The Impact of Supply-side Subscriptions on the Gig Economy
Two-sided gig economy platforms face persistent challenges in retaining a reliable supplier base, aligning service provider availability with customer demand, and mitigating moral hazard. One emerging response is supply-side subscription models, where providers pay a fixed fee in exchange for reduced commissions and priority access to jobs. We study the equilibrium impact of such a model using data from a major Indian at-home services platform that shifted from a pure commission scheme to a two-part tariff in one focal category, while maintaining commission-only pricing in five control categories. The new scheme combines a monthly subscription fee with a lower per-job commission and preferential assignment for subscribed providers. Using a census of transactions, assignments, subscription choices, and provider histories, we construct weekly market-level aggregates for 36 city--category markets over 58 weeks and estimate the impact of the program with a synthetic differences-in-differences design.
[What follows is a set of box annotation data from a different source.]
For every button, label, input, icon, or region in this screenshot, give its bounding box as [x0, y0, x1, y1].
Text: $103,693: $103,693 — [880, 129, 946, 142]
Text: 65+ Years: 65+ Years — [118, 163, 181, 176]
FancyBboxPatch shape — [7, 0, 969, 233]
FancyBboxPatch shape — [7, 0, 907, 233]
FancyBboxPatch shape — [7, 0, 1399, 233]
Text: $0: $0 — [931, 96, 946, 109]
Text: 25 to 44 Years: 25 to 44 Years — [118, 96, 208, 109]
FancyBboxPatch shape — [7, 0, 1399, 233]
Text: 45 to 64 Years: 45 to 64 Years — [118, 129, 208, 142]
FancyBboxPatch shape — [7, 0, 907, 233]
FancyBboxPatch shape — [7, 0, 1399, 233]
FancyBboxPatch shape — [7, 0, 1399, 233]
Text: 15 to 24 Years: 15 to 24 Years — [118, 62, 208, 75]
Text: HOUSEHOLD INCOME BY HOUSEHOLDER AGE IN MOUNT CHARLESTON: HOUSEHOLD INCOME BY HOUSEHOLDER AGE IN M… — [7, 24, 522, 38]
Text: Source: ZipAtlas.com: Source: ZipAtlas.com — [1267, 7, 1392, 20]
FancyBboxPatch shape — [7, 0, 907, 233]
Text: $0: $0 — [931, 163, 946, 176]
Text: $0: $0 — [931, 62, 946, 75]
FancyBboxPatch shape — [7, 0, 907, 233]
The subscription program induces substantial supply-side sorting: the active provider base in the treated category shrinks by roughly 50\%, as less loyal providers churn following the program’s introduction. At the same time, provider-related outcomes improve in aggregate: the share of active providers increases by about 9.5 percentage points, deliveries and revenue per provider rise by roughly 35--36\%, and the incidence of jobs with extra payments---a key moral hazard margin---declines by 7.7 percentage points, while average service ratings remain unchanged. On the demand side, the platform raises prices and experiences a moderate decline in job requests and fulfillment, leaving total platform revenue in the treated category approximately unchanged. Overall, supply-side subscriptions can reconfigure the provider base toward more committed providers and improve behavioral outcomes, even when they do not increase short-run platform revenues.
Bhoomija Ranjan

Bhoomija Ranjan is a Senior Lecturer of Marketing at Monash University. She received her PhD and MS in Business Administration from the University of Rochester. Dr. Ranjan's research primarily focuses on understanding how firms and individuals make decisions through quantitative modeling techniques. Her research spans retail, advertising and digital platforms. Her work integrates econometric modelling with strategic insights, examining diverse topics such as retail advertising, geospatial competition and economics of digital platforms. She has published in leading journals including the Journal of Marketing Research and the Journal of the Academy of Marketing Science.